Правда, Джади, например, следователю не верит, и после того, как я пересказываю моим домашним эту беседу, прямым текстом заявляет, что Дагель просто надеется собрать на меня побольше улик. Боится, что если потащить дело в суд, оно там развалится за недоказанностью.
– Не удивлюсь, если дружок-судья ему так и сказал: даже не думай передавать это дело в суд, пока не найдешь железобетонных… слово-то какое дурацкое, от тебя, наверно, прицепилось… железобетонных улик! Вот и старается.
– А я верю Дагелю, – упрямо говорю я.
– А Гейдену Аурусу? – коварно уточняет рыжий помощник.
Поймал! Знает же, что я предпочту лишний раз не встречаться с этим типом! Я до сих пор не уверена, что он не точит на меня дополнительный зуб из-за истории с падением его драгоценного племянничка в содержимое кошачьего лотка. И то, что в прошлую нашу встречу судья забирал меня от Дагеля и вызывал врача, ничего не означает, потому что закончилась эта встреча ссорой.
Петрикор Дагель, конечно, говорил, что вынести мне приговор Гейден Аурус не сможет и будет ходатайствовать, чтобы в Моривилль направили судью из столицы. Зато, как я выяснила, он сможет заменить мне меру пресечения, то есть отправить в каталажку до суда, если для этого появятся основания. Спасибо всяким кодексам и учебникам по юриспруденции, которые я натащила в приют и читаю вечерами, после того, как сделаю всю работу. И, конечно, опять же спасибо Дагелю, который это подтвердил. Правда, он же и попытался меня успокоить:
– Основания должны быть очень серьезными! Например: вы скрываетесь от следствия и не являетесь по повесткам. Или вы препятствуете следствию. Или вы совершили другое преступление. Но вы ведь не собираетесь делать ничего подобного? Так что можете быть спокойны, госпожа Марианна.
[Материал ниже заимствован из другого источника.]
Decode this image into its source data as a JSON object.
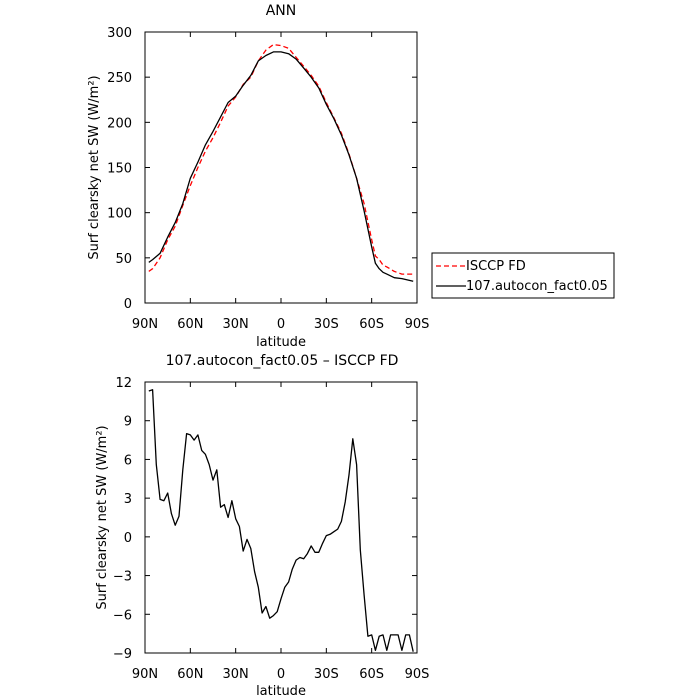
{
  "chart_data": [
    {
      "type": "line",
      "title": "ANN",
      "xlabel": "latitude",
      "ylabel": "Surf clearsky net SW (W/m²)",
      "xlim": [
        90,
        -90
      ],
      "ylim": [
        0,
        300
      ],
      "xticks": [
        90,
        60,
        30,
        0,
        -30,
        -60,
        -90
      ],
      "xtick_labels": [
        "90N",
        "60N",
        "30N",
        "0",
        "30S",
        "60S",
        "90S"
      ],
      "yticks": [
        0,
        50,
        100,
        150,
        200,
        250,
        300
      ],
      "ytick_labels": [
        "0",
        "50",
        "100",
        "150",
        "200",
        "250",
        "300"
      ],
      "legend_position": "right",
      "series": [
        {
          "name": "ISCCP FD",
          "color": "#ff0000",
          "dash": true,
          "x": [
            87.5,
            85,
            80,
            75,
            70,
            65,
            60,
            55,
            50,
            45,
            40,
            35,
            30,
            25,
            20,
            15,
            10,
            5,
            0,
            -5,
            -10,
            -15,
            -20,
            -25,
            -30,
            -35,
            -40,
            -45,
            -50,
            -55,
            -60,
            -62.5,
            -65,
            -67.5,
            -70,
            -75,
            -80,
            -85,
            -87.5
          ],
          "y": [
            35,
            38,
            50,
            70,
            85,
            108,
            130,
            150,
            168,
            183,
            200,
            218,
            228,
            242,
            250,
            268,
            280,
            286,
            285,
            282,
            272,
            262,
            252,
            240,
            222,
            205,
            188,
            165,
            138,
            110,
            70,
            52,
            48,
            42,
            40,
            35,
            32,
            32,
            32
          ]
        },
        {
          "name": "107.autocon_fact0.05",
          "color": "#000000",
          "dash": false,
          "x": [
            87.5,
            85,
            80,
            75,
            70,
            65,
            60,
            55,
            50,
            45,
            40,
            35,
            30,
            25,
            20,
            15,
            10,
            5,
            0,
            -5,
            -10,
            -15,
            -20,
            -25,
            -30,
            -35,
            -40,
            -45,
            -50,
            -55,
            -60,
            -62.5,
            -65,
            -67.5,
            -70,
            -75,
            -80,
            -85,
            -87.5
          ],
          "y": [
            45,
            48,
            55,
            73,
            89,
            110,
            138,
            156,
            175,
            190,
            206,
            222,
            229,
            241,
            252,
            268,
            274,
            278,
            278,
            276,
            270,
            260,
            250,
            238,
            220,
            204,
            186,
            164,
            138,
            102,
            62,
            44,
            38,
            34,
            32,
            28,
            27,
            25,
            24
          ]
        }
      ]
    },
    {
      "type": "line",
      "title": "107.autocon_fact0.05 – ISCCP FD",
      "xlabel": "latitude",
      "ylabel": "Surf clearsky net SW (W/m²)",
      "xlim": [
        90,
        -90
      ],
      "ylim": [
        -9,
        12
      ],
      "xticks": [
        90,
        60,
        30,
        0,
        -30,
        -60,
        -90
      ],
      "xtick_labels": [
        "90N",
        "60N",
        "30N",
        "0",
        "30S",
        "60S",
        "90S"
      ],
      "yticks": [
        -9,
        -6,
        -3,
        0,
        3,
        6,
        9,
        12
      ],
      "ytick_labels": [
        "−9",
        "−6",
        "−3",
        "0",
        "3",
        "6",
        "9",
        "12"
      ],
      "series": [
        {
          "color": "#000000",
          "dash": false,
          "x": [
            87.5,
            85,
            82.5,
            80,
            77.5,
            75,
            72.5,
            70,
            67.5,
            65,
            62.5,
            60,
            57.5,
            55,
            52.5,
            50,
            47.5,
            45,
            42.5,
            40,
            37.5,
            35,
            32.5,
            30,
            27.5,
            25,
            22.5,
            20,
            17.5,
            15,
            12.5,
            10,
            7.5,
            5,
            2.5,
            0,
            -2.5,
            -5,
            -7.5,
            -10,
            -12.5,
            -15,
            -17.5,
            -20,
            -22.5,
            -25,
            -27.5,
            -30,
            -32.5,
            -35,
            -37.5,
            -40,
            -42.5,
            -45,
            -47.5,
            -50,
            -52.5,
            -55,
            -57.5,
            -60,
            -62.5,
            -65,
            -67.5,
            -70,
            -72.5,
            -75,
            -77.5,
            -80,
            -82.5,
            -85,
            -87.5
          ],
          "y": [
            11.3,
            11.4,
            5.6,
            2.9,
            2.8,
            3.4,
            1.8,
            0.9,
            1.6,
            5.2,
            8.0,
            7.9,
            7.5,
            7.9,
            6.7,
            6.4,
            5.6,
            4.4,
            5.2,
            2.3,
            2.5,
            1.5,
            2.8,
            1.4,
            0.8,
            -1.1,
            -0.2,
            -0.9,
            -2.7,
            -3.9,
            -5.9,
            -5.4,
            -6.3,
            -6.1,
            -5.8,
            -4.8,
            -3.9,
            -3.5,
            -2.5,
            -1.8,
            -1.6,
            -1.7,
            -1.3,
            -0.7,
            -1.2,
            -1.2,
            -0.5,
            0.1,
            0.2,
            0.4,
            0.6,
            1.2,
            2.7,
            4.8,
            7.6,
            5.6,
            -1.0,
            -4.5,
            -7.7,
            -7.6,
            -8.8,
            -7.7,
            -7.6,
            -8.8,
            -7.6,
            -7.6,
            -7.6,
            -8.8,
            -7.6,
            -7.6,
            -8.9
          ]
        }
      ]
    }
  ]
}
Разумеется, не собираюсь! Последнее, что мне надо, это чтобы Гейден Аурус вернул меня за решетку, пусть даже и до суда. Так что я стараюсь вести себя прилично: являюсь на все допросы, а о преступлениях, конечно же, не может быть и речи.
Пока за неделю до бала меня не ловят на краже песка для кошачьих лотков!